Riboswitch-mediated control of FTN_0818 facilitates intracellular replication. RAW264.7 murine macrophages were infected with the indicated F. novicida strains at an MOI of 20:1 in the presence of 0, 1, or 2 mM theophylline. Macrophages were lysed at 30 min and 24 h postinfection and plated to enumerate the intracellular CFU. Fold replication was calculated by dividing the number of CFU at 24 h postinfection by the number of CFU at 30 min. Bars represent the average fold replication of the strains, and error bars depict the standard deviations. The data are representative of four independent experiments.

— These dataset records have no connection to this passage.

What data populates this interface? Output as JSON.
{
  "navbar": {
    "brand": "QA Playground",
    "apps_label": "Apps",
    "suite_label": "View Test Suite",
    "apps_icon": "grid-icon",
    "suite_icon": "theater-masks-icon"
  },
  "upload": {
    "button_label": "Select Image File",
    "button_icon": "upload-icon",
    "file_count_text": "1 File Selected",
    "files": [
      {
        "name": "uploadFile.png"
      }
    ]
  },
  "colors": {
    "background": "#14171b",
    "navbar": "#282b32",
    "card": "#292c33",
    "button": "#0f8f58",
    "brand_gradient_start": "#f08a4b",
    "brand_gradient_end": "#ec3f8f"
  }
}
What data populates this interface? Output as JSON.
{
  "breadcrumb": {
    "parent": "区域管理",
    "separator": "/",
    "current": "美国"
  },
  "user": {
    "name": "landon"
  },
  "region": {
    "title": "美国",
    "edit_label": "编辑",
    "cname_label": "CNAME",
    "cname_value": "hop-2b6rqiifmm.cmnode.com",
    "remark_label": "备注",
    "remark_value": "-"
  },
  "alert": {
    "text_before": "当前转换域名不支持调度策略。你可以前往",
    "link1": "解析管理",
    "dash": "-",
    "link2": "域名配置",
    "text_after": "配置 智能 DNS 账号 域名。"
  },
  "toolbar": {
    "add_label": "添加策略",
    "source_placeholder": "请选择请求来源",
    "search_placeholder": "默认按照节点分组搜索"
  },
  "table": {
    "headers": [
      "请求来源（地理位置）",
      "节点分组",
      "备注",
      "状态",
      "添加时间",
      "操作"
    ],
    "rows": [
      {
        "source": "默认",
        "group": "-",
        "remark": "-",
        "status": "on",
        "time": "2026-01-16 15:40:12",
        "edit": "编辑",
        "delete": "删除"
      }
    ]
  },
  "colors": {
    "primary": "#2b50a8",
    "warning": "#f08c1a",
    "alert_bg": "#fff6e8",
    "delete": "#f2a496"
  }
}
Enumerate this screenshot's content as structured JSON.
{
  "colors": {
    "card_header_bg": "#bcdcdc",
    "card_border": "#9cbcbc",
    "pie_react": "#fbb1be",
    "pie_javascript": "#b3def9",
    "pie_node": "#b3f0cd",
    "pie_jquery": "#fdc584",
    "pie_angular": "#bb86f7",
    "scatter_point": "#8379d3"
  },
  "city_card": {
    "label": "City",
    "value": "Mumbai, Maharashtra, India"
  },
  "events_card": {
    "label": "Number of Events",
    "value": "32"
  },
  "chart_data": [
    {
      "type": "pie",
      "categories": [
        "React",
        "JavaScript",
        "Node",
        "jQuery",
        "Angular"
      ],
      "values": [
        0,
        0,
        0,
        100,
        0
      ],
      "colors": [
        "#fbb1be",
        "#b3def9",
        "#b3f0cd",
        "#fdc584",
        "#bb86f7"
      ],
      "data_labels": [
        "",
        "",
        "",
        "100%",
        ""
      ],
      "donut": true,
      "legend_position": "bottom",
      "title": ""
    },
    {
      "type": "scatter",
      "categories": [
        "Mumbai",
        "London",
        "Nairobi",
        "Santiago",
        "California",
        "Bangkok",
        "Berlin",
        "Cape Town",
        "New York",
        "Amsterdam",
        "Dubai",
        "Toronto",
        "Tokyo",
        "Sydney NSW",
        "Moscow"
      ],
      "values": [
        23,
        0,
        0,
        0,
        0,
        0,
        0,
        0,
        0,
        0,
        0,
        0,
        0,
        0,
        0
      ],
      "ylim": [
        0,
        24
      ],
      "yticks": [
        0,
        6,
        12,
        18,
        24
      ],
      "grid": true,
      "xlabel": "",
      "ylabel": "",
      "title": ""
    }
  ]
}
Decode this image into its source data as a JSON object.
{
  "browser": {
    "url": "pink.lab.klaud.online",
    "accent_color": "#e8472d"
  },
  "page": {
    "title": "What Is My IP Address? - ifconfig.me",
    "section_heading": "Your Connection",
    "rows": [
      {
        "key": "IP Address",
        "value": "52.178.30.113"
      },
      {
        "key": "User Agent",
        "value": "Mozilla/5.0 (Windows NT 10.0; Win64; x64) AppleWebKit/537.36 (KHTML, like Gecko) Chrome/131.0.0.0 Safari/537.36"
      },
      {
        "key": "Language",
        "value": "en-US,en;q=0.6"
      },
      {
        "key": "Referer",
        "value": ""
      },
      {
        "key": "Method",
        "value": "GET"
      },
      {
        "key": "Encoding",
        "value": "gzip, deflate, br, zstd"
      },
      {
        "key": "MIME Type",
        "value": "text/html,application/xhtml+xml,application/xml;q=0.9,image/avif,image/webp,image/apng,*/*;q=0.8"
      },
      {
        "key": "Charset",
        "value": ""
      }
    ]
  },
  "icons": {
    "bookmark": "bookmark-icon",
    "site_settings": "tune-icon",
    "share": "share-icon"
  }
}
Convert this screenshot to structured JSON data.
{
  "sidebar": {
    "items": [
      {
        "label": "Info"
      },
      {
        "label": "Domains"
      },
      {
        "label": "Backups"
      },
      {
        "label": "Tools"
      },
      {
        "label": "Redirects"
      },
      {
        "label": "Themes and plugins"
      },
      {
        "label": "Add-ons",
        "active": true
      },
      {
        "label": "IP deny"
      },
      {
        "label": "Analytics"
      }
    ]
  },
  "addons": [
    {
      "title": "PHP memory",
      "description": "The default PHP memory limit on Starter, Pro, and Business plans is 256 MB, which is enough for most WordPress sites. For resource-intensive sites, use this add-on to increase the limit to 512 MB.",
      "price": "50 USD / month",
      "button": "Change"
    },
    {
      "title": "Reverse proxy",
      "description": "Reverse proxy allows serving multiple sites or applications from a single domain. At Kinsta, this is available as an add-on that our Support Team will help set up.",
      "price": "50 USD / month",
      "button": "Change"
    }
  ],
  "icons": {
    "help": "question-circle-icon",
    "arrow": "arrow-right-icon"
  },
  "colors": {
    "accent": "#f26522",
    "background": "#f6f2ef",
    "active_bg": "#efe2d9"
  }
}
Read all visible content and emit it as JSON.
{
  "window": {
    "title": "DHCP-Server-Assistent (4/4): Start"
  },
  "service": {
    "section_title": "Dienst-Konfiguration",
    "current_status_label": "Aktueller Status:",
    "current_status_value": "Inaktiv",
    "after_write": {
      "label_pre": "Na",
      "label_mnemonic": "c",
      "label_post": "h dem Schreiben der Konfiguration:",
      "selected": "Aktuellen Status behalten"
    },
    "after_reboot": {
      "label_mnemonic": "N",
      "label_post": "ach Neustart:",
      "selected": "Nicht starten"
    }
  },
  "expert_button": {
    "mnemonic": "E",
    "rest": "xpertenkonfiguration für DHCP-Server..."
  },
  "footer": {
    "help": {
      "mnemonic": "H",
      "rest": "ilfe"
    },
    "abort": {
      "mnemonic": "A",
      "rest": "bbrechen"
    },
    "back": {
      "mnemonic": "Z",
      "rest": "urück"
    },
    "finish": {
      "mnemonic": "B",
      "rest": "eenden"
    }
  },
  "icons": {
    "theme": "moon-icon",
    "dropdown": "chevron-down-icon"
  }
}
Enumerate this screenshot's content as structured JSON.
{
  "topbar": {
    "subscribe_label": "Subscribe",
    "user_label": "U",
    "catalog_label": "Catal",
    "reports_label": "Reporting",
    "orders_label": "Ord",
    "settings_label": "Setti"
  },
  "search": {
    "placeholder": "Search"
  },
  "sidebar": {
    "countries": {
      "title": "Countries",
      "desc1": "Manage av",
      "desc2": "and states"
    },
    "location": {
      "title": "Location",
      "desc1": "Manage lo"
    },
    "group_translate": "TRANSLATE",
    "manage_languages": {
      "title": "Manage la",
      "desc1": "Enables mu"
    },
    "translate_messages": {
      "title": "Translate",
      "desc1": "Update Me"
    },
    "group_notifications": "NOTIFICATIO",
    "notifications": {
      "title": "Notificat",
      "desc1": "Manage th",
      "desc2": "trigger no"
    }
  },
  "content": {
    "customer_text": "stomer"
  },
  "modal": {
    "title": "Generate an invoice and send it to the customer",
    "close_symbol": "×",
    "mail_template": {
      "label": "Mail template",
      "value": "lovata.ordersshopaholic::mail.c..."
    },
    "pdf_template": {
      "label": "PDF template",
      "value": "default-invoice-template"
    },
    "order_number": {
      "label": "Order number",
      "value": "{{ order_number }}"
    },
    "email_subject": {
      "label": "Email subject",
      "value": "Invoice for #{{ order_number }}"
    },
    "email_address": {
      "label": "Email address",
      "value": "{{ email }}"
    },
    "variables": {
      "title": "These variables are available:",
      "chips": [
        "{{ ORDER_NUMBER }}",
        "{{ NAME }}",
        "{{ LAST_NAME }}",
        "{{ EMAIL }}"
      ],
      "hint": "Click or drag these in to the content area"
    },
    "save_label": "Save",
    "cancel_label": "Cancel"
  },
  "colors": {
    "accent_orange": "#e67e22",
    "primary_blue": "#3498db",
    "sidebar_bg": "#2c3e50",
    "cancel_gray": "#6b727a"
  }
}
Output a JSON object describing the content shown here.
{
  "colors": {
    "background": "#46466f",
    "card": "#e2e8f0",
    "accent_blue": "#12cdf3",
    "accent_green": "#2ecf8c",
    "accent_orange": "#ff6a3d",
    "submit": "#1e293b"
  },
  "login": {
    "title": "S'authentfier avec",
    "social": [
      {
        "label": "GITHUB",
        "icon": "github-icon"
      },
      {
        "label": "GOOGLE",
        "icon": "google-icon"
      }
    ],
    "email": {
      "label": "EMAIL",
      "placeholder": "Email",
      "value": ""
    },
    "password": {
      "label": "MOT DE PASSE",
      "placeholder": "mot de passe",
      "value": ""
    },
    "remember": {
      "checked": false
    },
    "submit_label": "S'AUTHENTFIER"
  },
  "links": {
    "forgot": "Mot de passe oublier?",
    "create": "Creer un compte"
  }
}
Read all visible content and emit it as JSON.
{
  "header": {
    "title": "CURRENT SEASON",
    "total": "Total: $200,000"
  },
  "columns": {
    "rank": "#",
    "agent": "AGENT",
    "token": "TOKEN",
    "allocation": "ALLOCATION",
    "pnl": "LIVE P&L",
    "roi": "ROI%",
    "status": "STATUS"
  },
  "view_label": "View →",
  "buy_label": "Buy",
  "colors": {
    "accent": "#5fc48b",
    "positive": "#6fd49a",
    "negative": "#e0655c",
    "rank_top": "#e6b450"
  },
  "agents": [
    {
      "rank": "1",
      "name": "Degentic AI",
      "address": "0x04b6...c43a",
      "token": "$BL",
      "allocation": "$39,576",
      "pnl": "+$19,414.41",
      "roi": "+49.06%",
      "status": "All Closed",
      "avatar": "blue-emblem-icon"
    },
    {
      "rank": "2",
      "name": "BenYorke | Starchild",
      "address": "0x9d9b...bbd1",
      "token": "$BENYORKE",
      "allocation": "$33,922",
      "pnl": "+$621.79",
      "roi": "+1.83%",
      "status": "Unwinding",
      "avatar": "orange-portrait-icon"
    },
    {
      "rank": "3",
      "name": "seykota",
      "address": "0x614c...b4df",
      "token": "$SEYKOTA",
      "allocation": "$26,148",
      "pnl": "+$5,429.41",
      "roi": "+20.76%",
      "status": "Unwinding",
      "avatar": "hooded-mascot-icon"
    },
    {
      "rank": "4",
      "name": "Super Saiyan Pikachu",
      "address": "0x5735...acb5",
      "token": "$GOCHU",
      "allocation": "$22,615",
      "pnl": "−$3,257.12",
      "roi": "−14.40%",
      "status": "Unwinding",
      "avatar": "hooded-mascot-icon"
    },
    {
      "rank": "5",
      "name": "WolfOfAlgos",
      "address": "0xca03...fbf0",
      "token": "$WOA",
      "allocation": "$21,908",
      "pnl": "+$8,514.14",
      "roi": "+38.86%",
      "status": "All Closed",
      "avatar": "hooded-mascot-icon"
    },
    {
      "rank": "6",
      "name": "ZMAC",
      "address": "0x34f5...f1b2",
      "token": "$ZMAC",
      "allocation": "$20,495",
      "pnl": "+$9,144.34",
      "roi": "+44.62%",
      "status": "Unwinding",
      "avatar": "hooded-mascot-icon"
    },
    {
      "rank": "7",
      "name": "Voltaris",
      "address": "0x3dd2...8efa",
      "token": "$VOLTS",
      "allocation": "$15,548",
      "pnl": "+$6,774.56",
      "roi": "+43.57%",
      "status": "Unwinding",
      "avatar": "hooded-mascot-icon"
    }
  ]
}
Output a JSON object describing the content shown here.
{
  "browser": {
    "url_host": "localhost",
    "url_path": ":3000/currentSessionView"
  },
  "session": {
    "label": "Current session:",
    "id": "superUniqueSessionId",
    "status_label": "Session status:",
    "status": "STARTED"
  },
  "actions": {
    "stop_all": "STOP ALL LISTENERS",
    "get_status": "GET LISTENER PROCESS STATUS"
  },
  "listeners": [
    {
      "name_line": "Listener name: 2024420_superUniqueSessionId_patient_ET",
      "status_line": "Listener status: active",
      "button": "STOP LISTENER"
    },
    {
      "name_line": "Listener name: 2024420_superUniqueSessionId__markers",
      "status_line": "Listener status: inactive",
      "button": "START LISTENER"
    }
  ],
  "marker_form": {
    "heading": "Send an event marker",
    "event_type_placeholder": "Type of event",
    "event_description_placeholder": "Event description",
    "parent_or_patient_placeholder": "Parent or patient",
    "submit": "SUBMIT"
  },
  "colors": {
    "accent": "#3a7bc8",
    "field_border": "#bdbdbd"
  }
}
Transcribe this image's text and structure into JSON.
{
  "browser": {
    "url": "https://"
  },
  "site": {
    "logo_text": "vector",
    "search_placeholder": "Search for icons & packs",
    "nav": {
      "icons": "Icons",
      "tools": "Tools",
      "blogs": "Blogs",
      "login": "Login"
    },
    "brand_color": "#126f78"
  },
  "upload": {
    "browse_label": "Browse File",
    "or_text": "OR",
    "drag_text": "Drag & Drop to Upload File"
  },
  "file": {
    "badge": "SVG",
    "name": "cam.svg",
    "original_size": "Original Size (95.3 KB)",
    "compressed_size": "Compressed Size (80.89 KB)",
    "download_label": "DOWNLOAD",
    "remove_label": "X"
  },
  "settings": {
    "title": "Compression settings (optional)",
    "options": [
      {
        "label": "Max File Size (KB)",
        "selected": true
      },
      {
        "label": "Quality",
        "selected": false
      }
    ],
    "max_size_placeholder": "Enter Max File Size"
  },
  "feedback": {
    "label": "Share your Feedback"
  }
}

Asterisks indicate a significant difference in fold replication from that of the ΔFTN_0818 mutant strain in the presence of the indicated concentration of theophylline (***, P < 0.0005). WT, wild type.

FIG 6

Riboswitch E controlling β-galactosidase activity in F. novicida and F. tularensis. F. novicida strain E-Rs-βgal and F. tularensis strain E-Rs-βgal were subcultured and grown to exponential phase (OD₆₀₀ of ~0.7 to 0.8) in medium containing 0, 0.5, 1, or 2 mM theophylline. β-galactosidase activity was measured in Miller units. The data are representative of two independent experiments performed in triplicate.